Der Ostasien-Pokal, das wichtigste Fußballturnier der Ostasiatischen Fußballkonföderation (EAFC), findet alle zwei Jahre statt und wird abwechselnd von Japan, Südkorea und China ausgerichtet. Beim Ostasienpokal 2019 wurde das Turnier erfolgreich in Südkorea ausgetragen, wo die von Li Tie trainierte zweite Nationalmannschaft den dritten Platz belegte. Im Einklang mit der Rotationspraxis sollte der neunte Ostasien-Cup 2022 ursprünglich in diesem Land ausgetragen werden. Unter dem Eindruck der Epidemie teilte der CFA dem Ostasiatischen Fußballverband jedoch mit, dass er nicht in der Lage sei, das Turnier auszurichten, so dass die Möglichkeit einer Verlegung besteht.

Für die U23-Fußballnationalmannschaft hat in diesem Jahr die Vorbereitung auf die im September in Hangzhou stattfindenden Asienspiele oberste Priorität. In diesem Zusammenhang ist der Ostasienpokal für die U23-Nationalmannschaft eine wertvolle Gelegenheit zum Aufwärmen.

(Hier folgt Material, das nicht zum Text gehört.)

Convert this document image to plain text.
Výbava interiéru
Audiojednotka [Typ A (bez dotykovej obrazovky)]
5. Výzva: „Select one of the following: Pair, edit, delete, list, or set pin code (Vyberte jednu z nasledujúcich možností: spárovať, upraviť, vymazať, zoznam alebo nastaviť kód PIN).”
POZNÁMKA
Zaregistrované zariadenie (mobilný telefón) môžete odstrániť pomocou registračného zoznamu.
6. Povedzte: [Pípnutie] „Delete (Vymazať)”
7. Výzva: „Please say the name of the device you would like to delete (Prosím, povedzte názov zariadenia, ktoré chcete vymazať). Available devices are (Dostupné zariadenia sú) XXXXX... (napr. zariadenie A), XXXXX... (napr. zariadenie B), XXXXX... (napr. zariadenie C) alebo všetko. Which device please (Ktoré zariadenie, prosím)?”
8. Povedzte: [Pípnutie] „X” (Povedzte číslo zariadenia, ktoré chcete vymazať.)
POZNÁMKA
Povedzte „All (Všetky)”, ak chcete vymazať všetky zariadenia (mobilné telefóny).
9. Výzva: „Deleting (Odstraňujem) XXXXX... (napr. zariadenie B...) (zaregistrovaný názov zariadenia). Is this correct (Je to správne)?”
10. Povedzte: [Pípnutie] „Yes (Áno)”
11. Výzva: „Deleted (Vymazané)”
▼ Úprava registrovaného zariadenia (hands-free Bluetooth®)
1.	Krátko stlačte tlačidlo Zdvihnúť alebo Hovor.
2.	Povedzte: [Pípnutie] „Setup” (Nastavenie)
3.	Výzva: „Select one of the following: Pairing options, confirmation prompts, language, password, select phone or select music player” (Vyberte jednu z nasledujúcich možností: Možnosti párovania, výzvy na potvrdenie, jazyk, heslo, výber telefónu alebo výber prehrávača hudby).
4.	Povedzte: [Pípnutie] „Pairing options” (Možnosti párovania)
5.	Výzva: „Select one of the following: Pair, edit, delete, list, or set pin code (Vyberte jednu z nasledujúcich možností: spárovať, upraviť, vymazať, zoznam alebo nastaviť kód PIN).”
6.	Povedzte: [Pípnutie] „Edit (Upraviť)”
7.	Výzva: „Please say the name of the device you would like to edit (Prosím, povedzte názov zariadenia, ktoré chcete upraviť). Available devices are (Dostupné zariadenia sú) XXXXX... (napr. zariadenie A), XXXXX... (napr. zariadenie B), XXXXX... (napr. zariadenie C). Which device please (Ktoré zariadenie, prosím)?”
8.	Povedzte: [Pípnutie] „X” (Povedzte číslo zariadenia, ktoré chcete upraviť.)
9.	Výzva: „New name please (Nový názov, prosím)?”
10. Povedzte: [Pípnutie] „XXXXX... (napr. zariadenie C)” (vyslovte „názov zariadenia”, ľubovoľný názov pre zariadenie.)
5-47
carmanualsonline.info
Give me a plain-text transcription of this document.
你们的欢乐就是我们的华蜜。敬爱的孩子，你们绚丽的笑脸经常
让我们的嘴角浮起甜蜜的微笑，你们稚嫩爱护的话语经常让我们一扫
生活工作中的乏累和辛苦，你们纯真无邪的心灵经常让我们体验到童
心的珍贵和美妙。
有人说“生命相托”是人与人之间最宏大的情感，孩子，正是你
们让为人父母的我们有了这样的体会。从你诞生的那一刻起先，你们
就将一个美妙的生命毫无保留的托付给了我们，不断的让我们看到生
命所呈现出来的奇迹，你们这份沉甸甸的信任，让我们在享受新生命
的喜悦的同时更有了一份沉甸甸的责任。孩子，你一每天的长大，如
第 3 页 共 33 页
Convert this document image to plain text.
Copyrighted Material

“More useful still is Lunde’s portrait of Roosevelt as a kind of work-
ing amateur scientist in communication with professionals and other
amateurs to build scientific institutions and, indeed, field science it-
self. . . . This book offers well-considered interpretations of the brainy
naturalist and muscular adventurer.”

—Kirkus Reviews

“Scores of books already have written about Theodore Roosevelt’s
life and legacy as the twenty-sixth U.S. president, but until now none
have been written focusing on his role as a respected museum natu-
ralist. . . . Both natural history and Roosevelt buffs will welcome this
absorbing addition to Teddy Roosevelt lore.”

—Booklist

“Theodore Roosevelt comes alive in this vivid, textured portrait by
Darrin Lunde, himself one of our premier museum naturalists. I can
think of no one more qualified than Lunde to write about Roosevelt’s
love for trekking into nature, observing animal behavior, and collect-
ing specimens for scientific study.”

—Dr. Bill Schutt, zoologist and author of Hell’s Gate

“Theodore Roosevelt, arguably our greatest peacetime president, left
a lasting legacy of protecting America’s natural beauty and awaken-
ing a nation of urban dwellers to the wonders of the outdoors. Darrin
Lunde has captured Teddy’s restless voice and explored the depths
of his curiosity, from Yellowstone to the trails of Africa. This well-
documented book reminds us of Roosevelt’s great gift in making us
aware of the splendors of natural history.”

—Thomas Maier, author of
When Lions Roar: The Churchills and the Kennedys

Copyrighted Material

Derzeit sind die U23-Nationalmannschaft und die Erwachsenen-Nationalmannschaft mit demselben Flugzeug in Haikou eingetroffen, haben mit den Isolationsmaßnahmen begonnen und gleichzeitig das geschlossene Training eröffnet. Zhu Chenjie, Dai Weijun und andere Spieler im Alter der U23-Nationalmannschaft werden ebenfalls in das Vorbereitungsteam der U23-Nationalmannschaft aufgenommen.